"On whatever occasion and in whatever form, should a Prime Minister of India formally visit the disputed border region and celebrate the founding of a state unilaterally declared by India, it will undoubtedly step on China's toes and influence bilateral relations," a write-up in the influential Global Times said.
    
"Just a few weeks after the Indian Minister of External Affairs Sushma Swaraj advocated an 'out-of-box solution' for Sino-Indian border disputes, Modi's visit to so-called 'Arunachal Pradesh', established largely in territory belonging to China's Tibet, has triggered strong dissatisfaction and opposition from China," the article said.
    
It said that while there can be plenty of reasons for Modi to attend the celebration in Arunachal Pradesh, including boosting BJP's political influence, "he has more reasons not to go, among which the major concern is that a visit could add fuel to the long-standing territorial disputes between China and India, making it difficult to achieve a resolution and irritating bilateral ties."
    
China claims Arunachal Pradesh as part of Southern Tibet.
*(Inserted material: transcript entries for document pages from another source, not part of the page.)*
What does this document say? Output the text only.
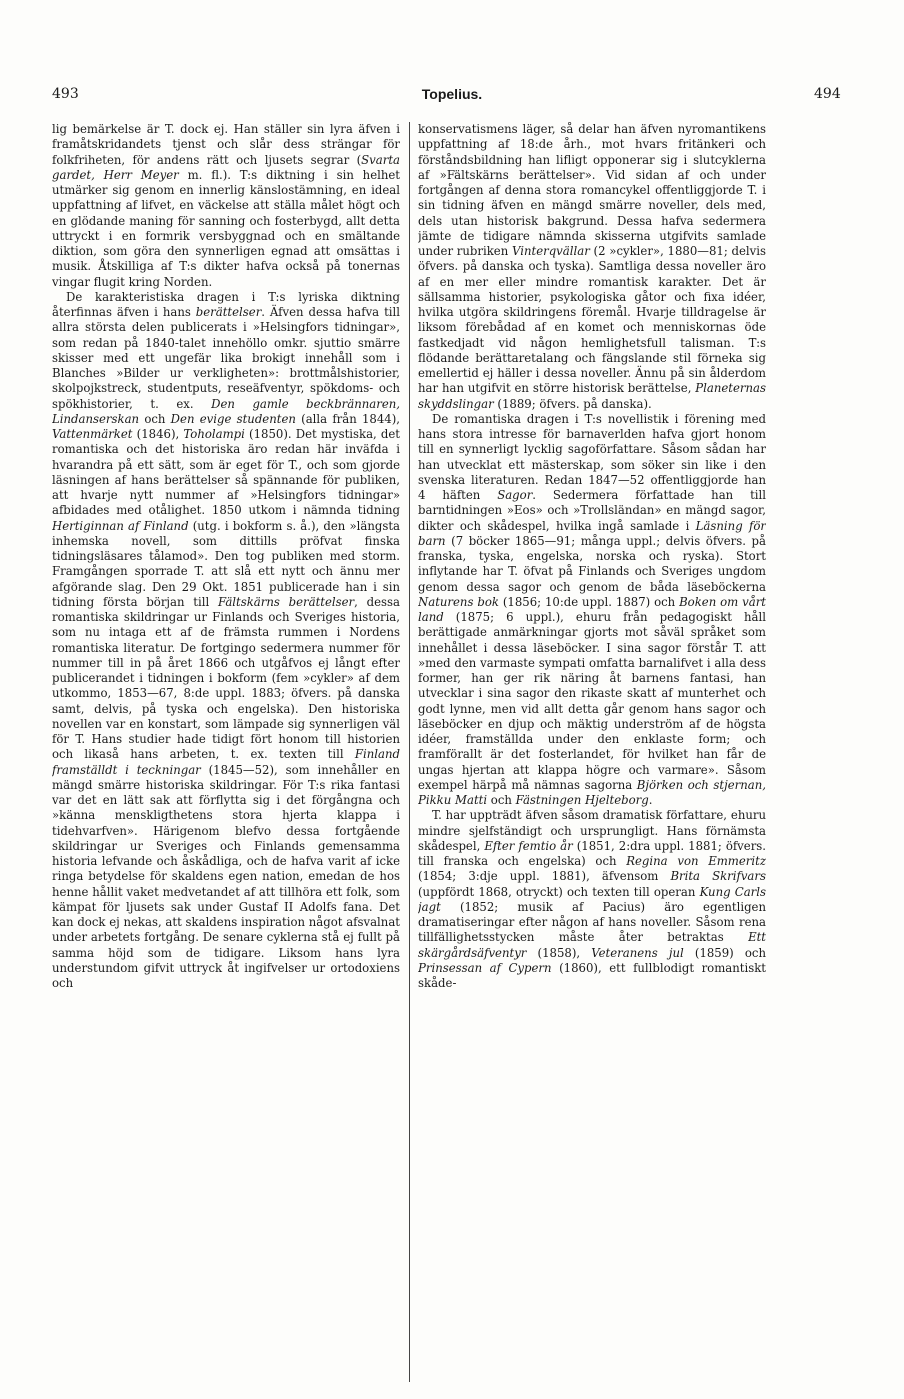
493	Topelius.	494

lig bemärkelse är T. dock ej. Han ställer sin lyra äfven i framåtskridandets tjenst och slår dess strängar för folkfriheten, för andens rätt och ljusets segrar (Svarta gardet, Herr Meyer m. fl.). T:s diktning i sin helhet utmärker sig genom en innerlig känslostämning, en ideal uppfattning af lifvet, en väckelse att ställa målet högt och en glödande maning för sanning och fosterbygd, allt detta uttryckt i en formrik versbyggnad och en smältande diktion, som göra den synnerligen egnad att omsättas i musik. Åtskilliga af T:s dikter hafva också på tonernas vingar flugit kring Norden.

De karakteristiska dragen i T:s lyriska diktning återfinnas äfven i hans berättelser. Äfven dessa hafva till allra största delen publicerats i »Helsingfors tidningar», som redan på 1840-talet innehöllo omkr. sjuttio smärre skisser med ett ungefär lika brokigt innehåll som i Blanches »Bilder ur verkligheten»: brottmålshistorier, skolpojkstreck, studentputs, reseäfventyr, spökdoms- och spökhistorier, t. ex. Den gamle beckbrännaren, Lindanserskan och Den evige studenten (alla från 1844), Vattenmärket (1846), Toholampi (1850). Det mystiska, det romantiska och det historiska äro redan här inväfda i hvarandra på ett sätt, som är eget för T., och som gjorde läsningen af hans berättelser så spännande för publiken, att hvarje nytt nummer af »Helsingfors tidningar» afbidades med otålighet. 1850 utkom i nämnda tidning Hertiginnan af Finland (utg. i bokform s. å.), den »längsta inhemska novell, som dittills pröfvat finska tidningsläsares tålamod». Den tog publiken med storm. Framgången sporrade T. att slå ett nytt och ännu mer afgörande slag. Den 29 Okt. 1851 publicerade han i sin tidning första början till Fältskärns berättelser, dessa romantiska skildringar ur Finlands och Sveriges historia, som nu intaga ett af de främsta rummen i Nordens romantiska literatur. De fortgingo sedermera nummer för nummer till in på året 1866 och utgåfvos ej långt efter publicerandet i tidningen i bokform (fem »cykler» af dem utkommo, 1853—67, 8:de uppl. 1883; öfvers. på danska samt, delvis, på tyska och engelska). Den historiska novellen var en konstart, som lämpade sig synnerligen väl för T. Hans studier hade tidigt fört honom till historien och likaså hans arbeten, t. ex. texten till Finland framställdt i teckningar (1845—52), som innehåller en mängd smärre historiska skildringar. För T:s rika fantasi var det en lätt sak att förflytta sig i det förgångna och »känna menskligthetens stora hjerta klappa i tidehvarfven». Härigenom blefvo dessa fortgående skildringar ur Sveriges och Finlands gemensamma historia lefvande och åskådliga, och de hafva varit af icke ringa betydelse för skaldens egen nation, emedan de hos henne hållit vaket medvetandet af att tillhöra ett folk, som kämpat för ljusets sak under Gustaf II Adolfs fana. Det kan dock ej nekas, att skaldens inspiration något afsvalnat under arbetets fortgång. De senare cyklerna stå ej fullt på samma höjd som de tidigare. Liksom hans lyra understundom gifvit uttryck åt ingifvelser ur ortodoxiens och

konservatismens läger, så delar han äfven nyromantikens uppfattning af 18:de årh., mot hvars fritänkeri och förståndsbildning han lifligt opponerar sig i slutcyklerna af »Fältskärns berättelser». Vid sidan af och under fortgången af denna stora romancykel offentliggjorde T. i sin tidning äfven en mängd smärre noveller, dels med, dels utan historisk bakgrund. Dessa hafva sedermera jämte de tidigare nämnda skisserna utgifvits samlade under rubriken Vinterqvällar (2 »cykler», 1880—81; delvis öfvers. på danska och tyska). Samtliga dessa noveller äro af en mer eller mindre romantisk karakter. Det är sällsamma historier, psykologiska gåtor och fixa idéer, hvilka utgöra skildringens föremål. Hvarje tilldragelse är liksom förebådad af en komet och menniskornas öde fastkedjadt vid någon hemlighetsfull talisman. T:s flödande berättaretalang och fängslande stil förneka sig emellertid ej häller i dessa noveller. Ännu på sin ålderdom har han utgifvit en större historisk berättelse, Planeternas skyddslingar (1889; öfvers. på danska).

De romantiska dragen i T:s novellistik i förening med hans stora intresse för barnaverlden hafva gjort honom till en synnerligt lycklig sagoförfattare. Såsom sådan har han utvecklat ett mästerskap, som söker sin like i den svenska literaturen. Redan 1847—52 offentliggjorde han 4 häften Sagor. Sedermera författade han till barntidningen »Eos» och »Trollsländan» en mängd sagor, dikter och skådespel, hvilka ingå samlade i Läsning för barn (7 böcker 1865—91; många uppl.; delvis öfvers. på franska, tyska, engelska, norska och ryska). Stort inflytande har T. öfvat på Finlands och Sveriges ungdom genom dessa sagor och genom de båda läseböckerna Naturens bok (1856; 10:de uppl. 1887) och Boken om vårt land (1875; 6 uppl.), ehuru från pedagogiskt håll berättigade anmärkningar gjorts mot såväl språket som innehållet i dessa läseböcker. I sina sagor förstår T. att »med den varmaste sympati omfatta barnalifvet i alla dess former, han ger rik näring åt barnens fantasi, han utvecklar i sina sagor den rikaste skatt af munterhet och godt lynne, men vid allt detta går genom hans sagor och läseböcker en djup och mäktig underström af de högsta idéer, framställda under den enklaste form; och framförallt är det fosterlandet, för hvilket han får de ungas hjertan att klappa högre och varmare». Såsom exempel härpå må nämnas sagorna Björken och stjernan, Pikku Matti och Fästningen Hjelteborg.

T. har uppträdt äfven såsom dramatisk författare, ehuru mindre sjelfständigt och ursprungligt. Hans förnämsta skådespel, Efter femtio år (1851, 2:dra uppl. 1881; öfvers. till franska och engelska) och Regina von Emmeritz (1854; 3:dje uppl. 1881), äfvensom Brita Skrifvars (uppfördt 1868, otryckt) och texten till operan Kung Carls jagt (1852; musik af Pacius) äro egentligen dramatiseringar efter någon af hans noveller. Såsom rena tillfällighetsstycken måste åter betraktas Ett skärgårdsäfventyr (1858), Veteranens jul (1859) och Prinsessan af Cypern (1860), ett fullblodigt romantiskt skåde-
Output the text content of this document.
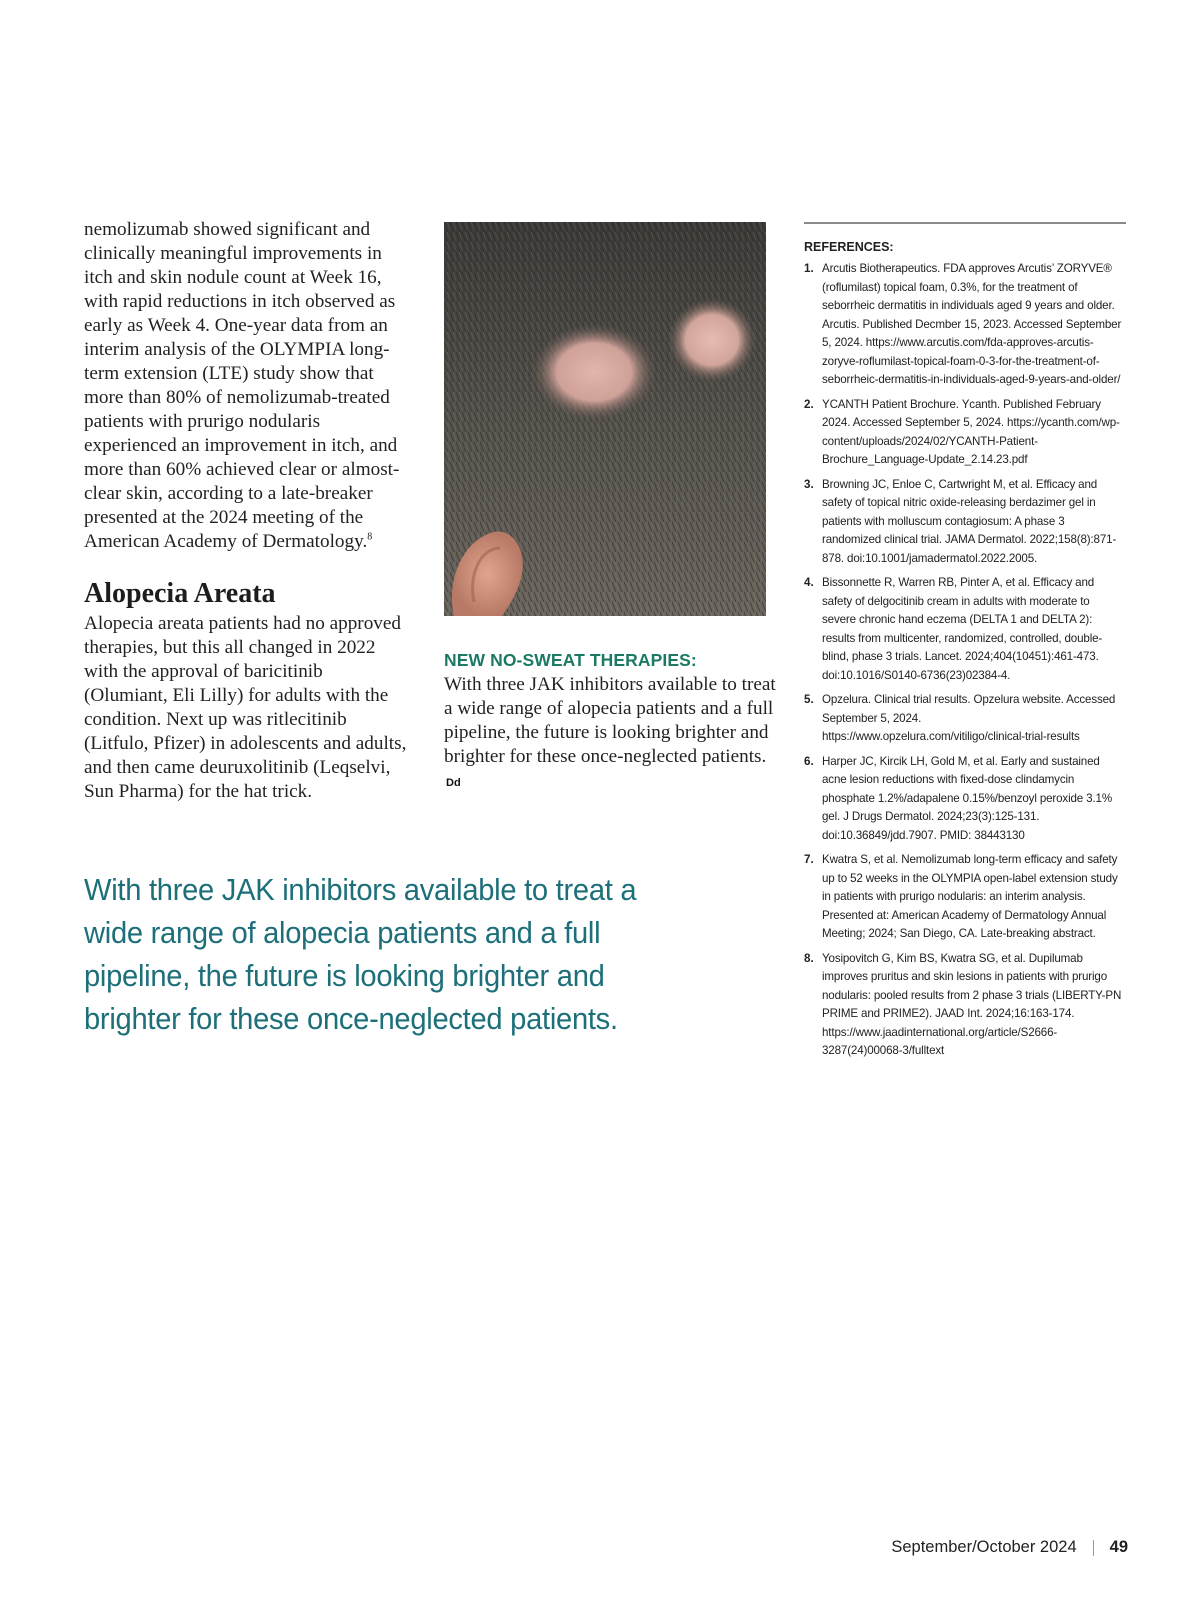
nemolizumab showed significant and clinically meaningful improvements in itch and skin nodule count at Week 16, with rapid reductions in itch observed as early as Week 4. One-year data from an interim analysis of the OLYMPIA long-term extension (LTE) study show that more than 80% of nemolizumab-treated patients with prurigo nodularis experienced an improvement in itch, and more than 60% achieved clear or almost-clear skin, according to a late-breaker presented at the 2024 meeting of the American Academy of Dermatology.$^8$

Alopecia Areata

Alopecia areata patients had no approved therapies, but this all changed in 2022 with the approval of baricitinib (Olumiant, Eli Lilly) for adults with the condition. Next up was ritlecitinib (Litfulo, Pfizer) in adolescents and adults, and then came deuruxolitinib (Leqselvi, Sun Pharma) for the hat trick.

NEW NO-SWEAT THERAPIES:

With three JAK inhibitors available to treat a wide range of alopecia patients and a full pipeline, the future is looking brighter and brighter for these once-neglected patients. Dd

With three JAK inhibitors available to treat a wide range of alopecia patients and a full pipeline, the future is looking brighter and brighter for these once-neglected patients.

REFERENCES:

1. Arcutis Biotherapeutics. FDA approves Arcutis’ ZORYVE® (roflumilast) topical foam, 0.3%, for the treatment of seborrheic dermatitis in individuals aged 9 years and older. Arcutis. Published Decmber 15, 2023. Accessed September 5, 2024. https://www.arcutis.com/fda-approves-arcutis-zoryve-roflumilast-topical-foam-0-3-for-the-treatment-of-seborrheic-dermatitis-in-individuals-aged-9-years-and-older/
2. YCANTH Patient Brochure. Ycanth. Published February 2024. Accessed September 5, 2024. https://ycanth.com/wp-content/uploads/2024/02/YCANTH-Patient-Brochure_Language-Update_2.14.23.pdf
3. Browning JC, Enloe C, Cartwright M, et al. Efficacy and safety of topical nitric oxide-releasing berdazimer gel in patients with molluscum contagiosum: A phase 3 randomized clinical trial. JAMA Dermatol. 2022;158(8):871-878. doi:10.1001/jamadermatol.2022.2005.
4. Bissonnette R, Warren RB, Pinter A, et al. Efficacy and safety of delgocitinib cream in adults with moderate to severe chronic hand eczema (DELTA 1 and DELTA 2): results from multicenter, randomized, controlled, double-blind, phase 3 trials. Lancet. 2024;404(10451):461-473. doi:10.1016/S0140-6736(23)02384-4.
5. Opzelura. Clinical trial results. Opzelura website. Accessed September 5, 2024. https://www.opzelura.com/vitiligo/clinical-trial-results
6. Harper JC, Kircik LH, Gold M, et al. Early and sustained acne lesion reductions with fixed-dose clindamycin phosphate 1.2%/adapalene 0.15%/benzoyl peroxide 3.1% gel. J Drugs Dermatol. 2024;23(3):125-131. doi:10.36849/jdd.7907. PMID: 38443130
7. Kwatra S, et al. Nemolizumab long-term efficacy and safety up to 52 weeks in the OLYMPIA open-label extension study in patients with prurigo nodularis: an interim analysis. Presented at: American Academy of Dermatology Annual Meeting; 2024; San Diego, CA. Late-breaking abstract.
8. Yosipovitch G, Kim BS, Kwatra SG, et al. Dupilumab improves pruritus and skin lesions in patients with prurigo nodularis: pooled results from 2 phase 3 trials (LIBERTY-PN PRIME and PRIME2). JAAD Int. 2024;16:163-174. https://www.jaadinternational.org/article/S2666-3287(24)00068-3/fulltext
September/October 2024 49
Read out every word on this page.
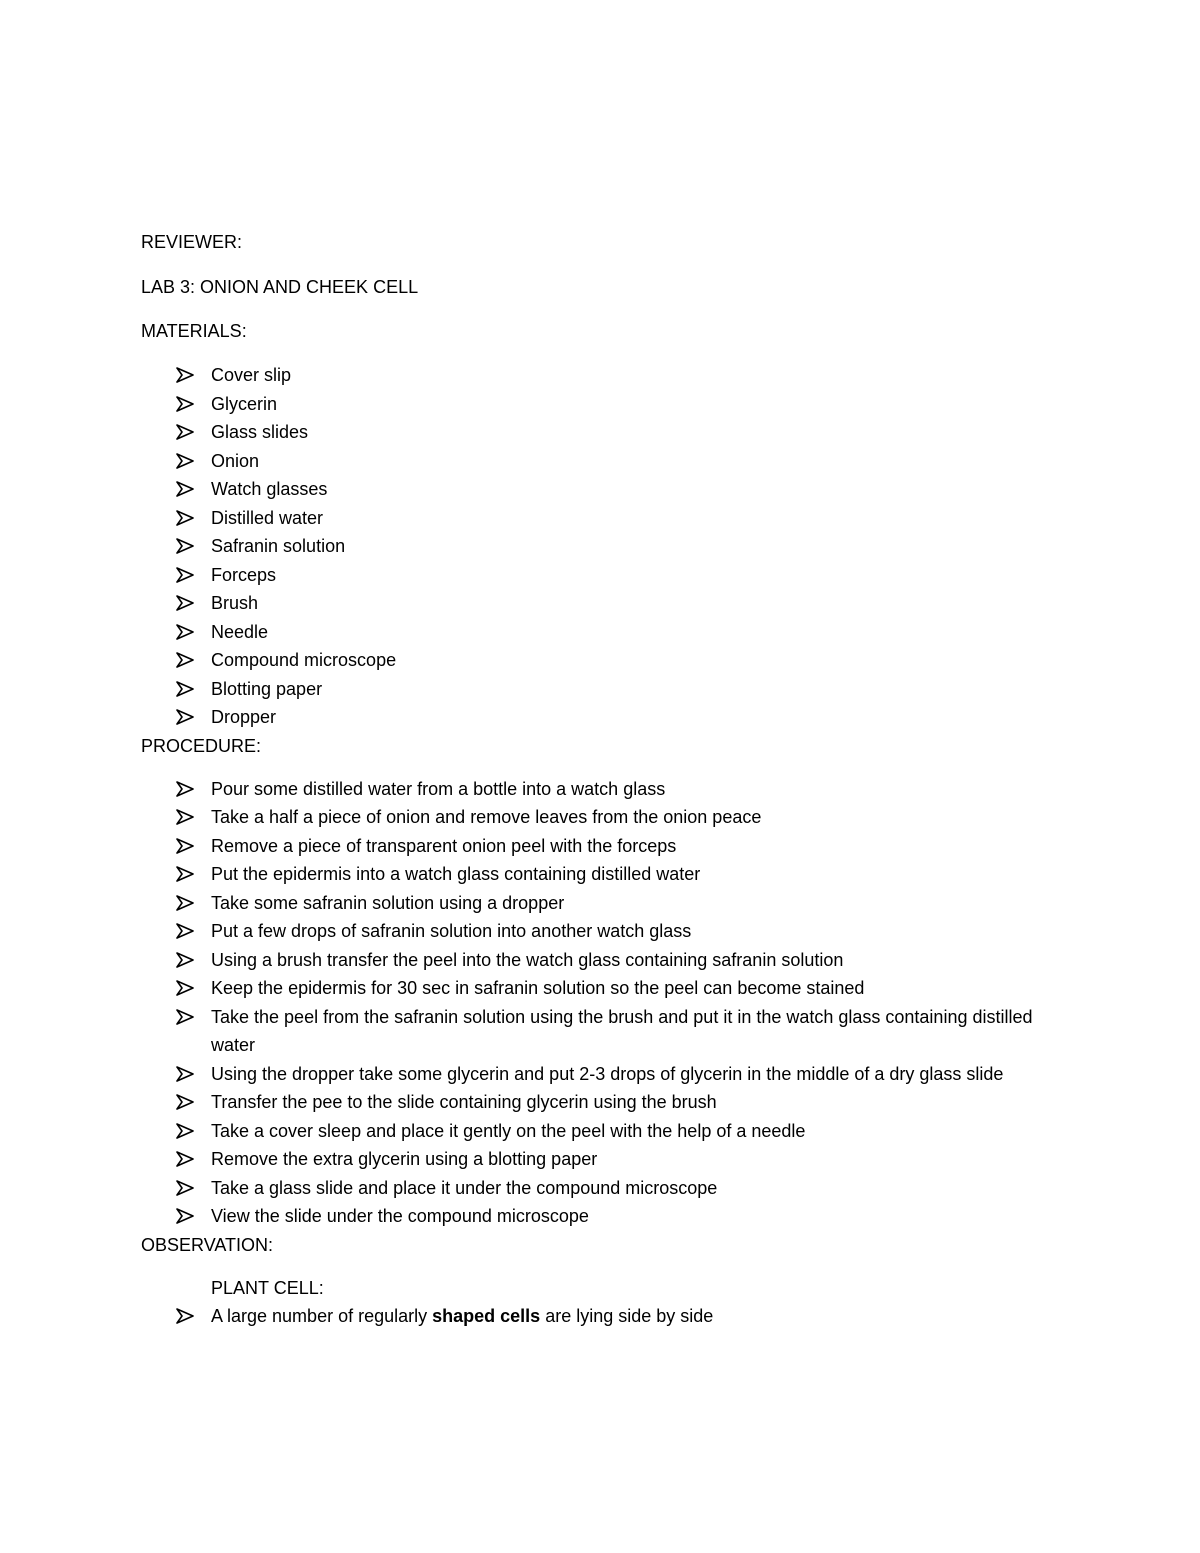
REVIEWER:

LAB 3: ONION AND CHEEK CELL

MATERIALS:

Cover slip
Glycerin
Glass slides
Onion
Watch glasses
Distilled water
Safranin solution
Forceps
Brush
Needle
Compound microscope
Blotting paper
Dropper

PROCEDURE:

Pour some distilled water from a bottle into a watch glass
Take a half a piece of onion and remove leaves from the onion peace
Remove a piece of transparent onion peel with the forceps
Put the epidermis into a watch glass containing distilled water
Take some safranin solution using a dropper
Put a few drops of safranin solution into another watch glass
Using a brush transfer the peel into the watch glass containing safranin solution
Keep the epidermis for 30 sec in safranin solution so the peel can become stained
Take the peel from the safranin solution using the brush and put it in the watch glass containing distilled water
Using the dropper take some glycerin and put 2-3 drops of glycerin in the middle of a dry glass slide
Transfer the pee to the slide containing glycerin using the brush
Take a cover sleep and place it gently on the peel with the help of a needle
Remove the extra glycerin using a blotting paper
Take a glass slide and place it under the compound microscope
View the slide under the compound microscope

OBSERVATION:

PLANT CELL:

A large number of regularly shaped cells are lying side by side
It says the border dispute is confined to 2000 km, mainly in the eastern part of the over 4000 km boundary and makes no mention of the Aksai Chin area taken over in the 1962 war.
    
Both India and China are readying for the 18th round of boundary talks expected to take place next month.
    
The talks will be held between designated Special Representatives -- National Security Advisor Ajit Doval and his Chinese counterpart Yang Jiechi.
    
Prime Minister Modi visited Arunachal Pradesh on February 20 to participate in the state's 29th foundation day and also flagged off the Naharlagun-New Delhi Express.
    
China protested the visit twice. While a diplomatic protest was lodged on the same day, the next day Chinese Vice Foreign Minister Liu Zhenmin "called in" Indian Ambassador Ashok Kantha and stated that Modi's visit "infringes on China's territorial sovereignty and interests, magnifies the dispute on the border issue and violates the consensus on appropriately handling the border issue."

Refuting Chinese criticism, spokesperson of the External Affairs Ministry Syed Akbaruddin had said in New Delhi that "the state of Arunachal Pradesh is an integral and inalienable part of India. The people of Arunachal Pradesh are citizens of India. Indian leaders visit Arunachal Pradesh from time to time, as they visit other parts of India."